Manuscrito Oriental n. 399

Corão em escrita cúfica.

Na sequência da última surata se acha uma nota, traçada em caracteres cúficos e de

uma escrita mais moderna que o corpo da obra … «Escrito sob ordem do

Comandante dos crentes, a quem Deus perpetue o reino, o califa Haroûn al-Raschid,

à quem Deus seja favorável, assim como a seus ancestrais, os puros; no mês de

ramadhân do ano 182 (798 de J. C.).» Esta inscrição deu lugar à crença de que

nosso ms. [manuscrito] fazia parte de um presente que o califa Haroûn al-Raschid

tinha enviado a Charlemagne. Um exame atento do ms., de sua escrita, de sua

encadernação e do estojo que o encerra, nos autoriza a repudiar esta lenda:

1° A escrita do ms. assemelha-se àquela das moedas cúficas do século IX e seu

frescor, assim como a brancura das folhas não permite olhá-la como mais antiga que

esta época.

2° As folhas são numeradas em cifras indianas, da forma daquelas que se observa

nos mss. dos séculos XVI e XVII.

3° O ms. foi reparado no Oriente, sem dúvida no século XVI.

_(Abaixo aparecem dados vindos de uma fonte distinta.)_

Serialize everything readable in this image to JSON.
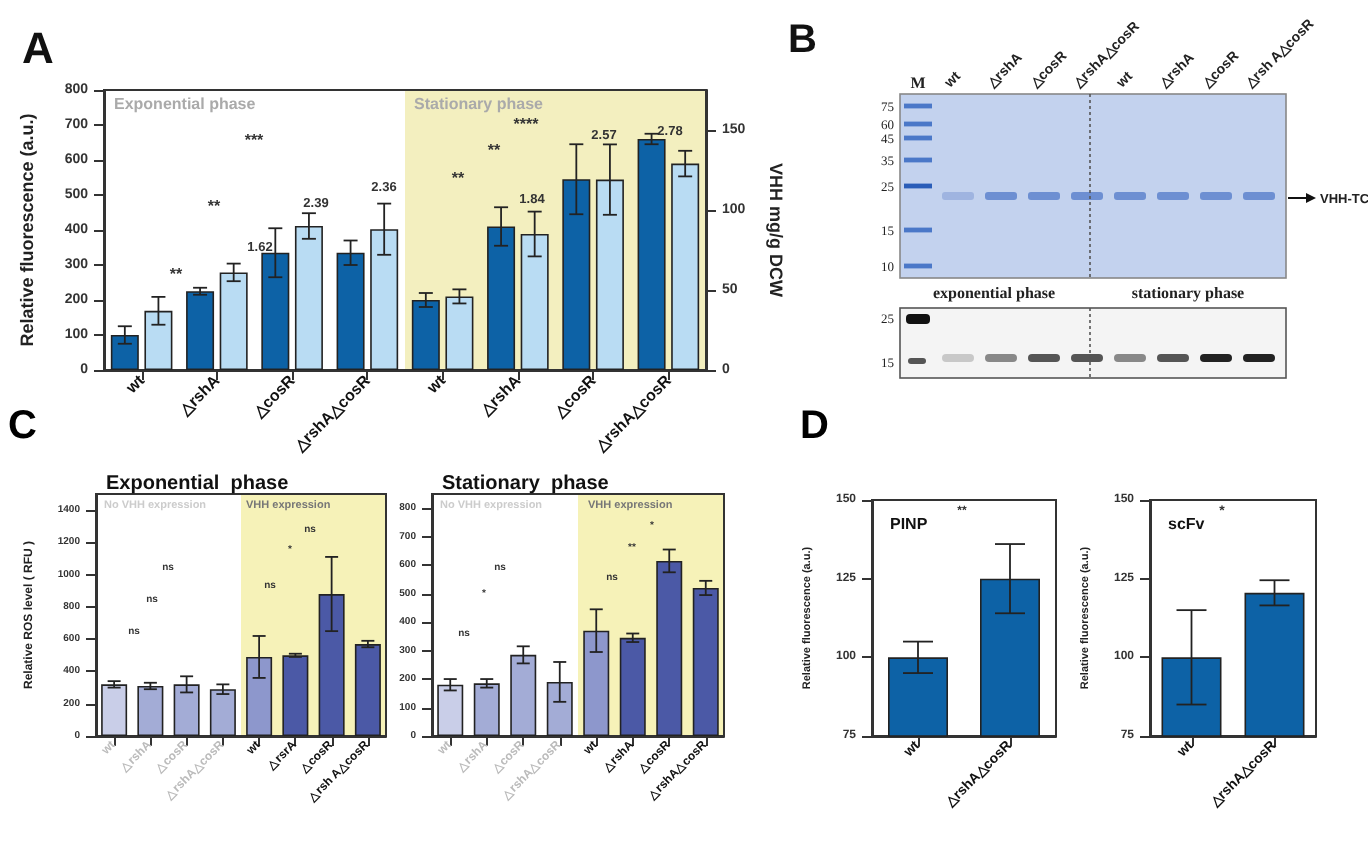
{
  "chart_data": [
    {
      "type": "bar",
      "title": "A",
      "categories": [
        "wt",
        "△rshA",
        "△cosR",
        "△rshA△cosR",
        "wt",
        "△rshA",
        "△cosR",
        "△rshA△cosR"
      ],
      "ylabel": "Relative fluorescence (a.u.)",
      "y2label": "VHH mg/g DCW",
      "ylim": [
        0,
        800
      ],
      "yticks": [
        0,
        100,
        200,
        300,
        400,
        500,
        600,
        700,
        800
      ],
      "y2lim": [
        0,
        175
      ],
      "y2ticks": [
        0,
        50,
        100,
        150
      ],
      "series": [
        {
          "color": "#0d62a6",
          "values": [
            100,
            225,
            335,
            335,
            200,
            410,
            545,
            660
          ],
          "errors": [
            25,
            10,
            70,
            35,
            20,
            55,
            100,
            15
          ]
        },
        {
          "color": "#b9dcf3",
          "axis": "y2",
          "values": [
            37,
            61,
            90,
            88,
            46,
            85,
            119,
            129
          ],
          "errors": [
            8.7,
            5.5,
            8,
            16,
            4.4,
            14,
            22,
            8
          ]
        }
      ],
      "annotations": [
        "Exponential phase",
        "Stationary phase",
        "**",
        "**",
        "***",
        "**",
        "**",
        "****",
        "1.62",
        "2.39",
        "2.36",
        "1.84",
        "2.57",
        "2.78"
      ]
    },
    {
      "type": "other",
      "title": "B",
      "annotations": [
        "M",
        "wt",
        "△rshA",
        "△cosR",
        "△rshA△cosR",
        "wt",
        "△rshA",
        "△cosR",
        "△rsh A△cosR",
        "75",
        "60",
        "45",
        "35",
        "25",
        "15",
        "10",
        "25",
        "15",
        "VHH-TC",
        "exponential phase",
        "stationary phase"
      ]
    },
    {
      "type": "bar",
      "title": "Exponential  phase",
      "categories": [
        "wt",
        "△rshA",
        "△cosR",
        "△rshA△cosR",
        "wt",
        "△rsrA",
        "△cosR",
        "△rsh A△cosR"
      ],
      "ylabel": "Relative ROS level ( RFU )",
      "ylim": [
        0,
        1500
      ],
      "yticks": [
        0,
        200,
        400,
        600,
        800,
        1000,
        1200,
        1400
      ],
      "values": [
        320,
        310,
        320,
        290,
        490,
        500,
        880,
        570
      ],
      "errors": [
        20,
        20,
        50,
        30,
        130,
        10,
        230,
        20
      ],
      "colors": [
        "#c9cee8",
        "#a3acd6",
        "#a3acd6",
        "#a3acd6",
        "#8d97cc",
        "#4b59a6",
        "#4b59a6",
        "#4b59a6"
      ],
      "annotations": [
        "C",
        "No VHH expression",
        "VHH expression",
        "ns",
        "ns",
        "ns",
        "ns",
        "*",
        "ns"
      ]
    },
    {
      "type": "bar",
      "title": "Stationary  phase",
      "categories": [
        "wt",
        "△rshA",
        "△cosR",
        "△rshA△cosR",
        "wt",
        "△rshA",
        "△cosR",
        "△rshA△cosR"
      ],
      "ylim": [
        0,
        850
      ],
      "yticks": [
        0,
        100,
        200,
        300,
        400,
        500,
        600,
        700,
        800
      ],
      "values": [
        180,
        185,
        285,
        190,
        370,
        345,
        615,
        520
      ],
      "errors": [
        20,
        15,
        30,
        70,
        75,
        15,
        40,
        25
      ],
      "colors": [
        "#c9cee8",
        "#a3acd6",
        "#a3acd6",
        "#a3acd6",
        "#8d97cc",
        "#4b59a6",
        "#4b59a6",
        "#4b59a6"
      ],
      "annotations": [
        "No VHH expression",
        "VHH expression",
        "ns",
        "*",
        "ns",
        "ns",
        "**",
        "*"
      ]
    },
    {
      "type": "bar",
      "title": "PINP",
      "categories": [
        "wt",
        "△rshA△cosR"
      ],
      "ylabel": "Relative fluorescence (a.u.)",
      "ylim": [
        75,
        150
      ],
      "yticks": [
        75,
        100,
        125,
        150
      ],
      "color": "#0d62a6",
      "values": [
        100,
        125
      ],
      "errors": [
        5,
        11
      ],
      "annotations": [
        "D",
        "**"
      ]
    },
    {
      "type": "bar",
      "title": "scFv",
      "categories": [
        "wt",
        "△rshA△cosR"
      ],
      "ylabel": "Relative fluorescence (a.u.)",
      "ylim": [
        75,
        150
      ],
      "yticks": [
        75,
        100,
        125,
        150
      ],
      "color": "#0d62a6",
      "values": [
        100,
        120.5
      ],
      "errors": [
        15,
        4
      ],
      "annotations": [
        "*"
      ]
    }
  ]
}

4° A encadernação do ms. é evidentemente oriental e do século XVI.

5° O estojo em pele, feito deliberadamente para este ms., leva sobre a dobra a

inscrição ordinária em naskhi moderno: … [texto em árabe]

6° Dentro do estojo se lê: "Ex munificentia magistri Cochu, 1787."

7° A nota árabe feita no texto foi juntada numa época muito recente, como é fácil de

o reconhecer pela cor da tinta e pelas formas pouco arcaicas de várias letras.

8° A fórmula empregada, falando do califa: "a quem Deus seja favorável, assim

como a seus ancestrais, os puros," pertence ao rito xiita e não poderia ser aplicada a

um califa abássida.

Resulta dessas indicações que o volume é do século IX ou X; que ele foi emendado

e encadernado no Oriente no século XVI; que ele recebeu sua paginação no século

XVII, que no ano 1787 ele se achava entre as mãos de um Europeu e que a

Biblioteca do Rei só pode adquiri-lo posteriormente a esta data.

O texto desse ms. não oferece outras divisões além daquela em grupos de dez

versículos; ele é desprovido de pontos diacríticos. Os pontos vermelhos, localizados

tanto no meio das linhas quanto em cima ou em baixo das palavras, marcam as

hamza e mesmo alguns movimentos. Eles parecem ter sido acrescidos depois .

Pergaminho. 369 folhas. Altura, 4 centímetros; largura, 7 centímetros e meio, 11

linhas por página; – (Suplemento 114).viii (SLANE, 1883-1895, p. 120)

Essa ficha catalográfica apresenta diversas indicações de aspectos visuais do livro que

foram observados por Slane para sustentar suas afirmações de negação da anotação referente

à doação do livro, de Harun al-Raschid a Carlos Magno, e demonstram uma cultura visual, o

conhecimento das línguas, culturas e religião envolvidas, além dos aspectos codicológicos,

como tipos de encadernações, de tintas, etc.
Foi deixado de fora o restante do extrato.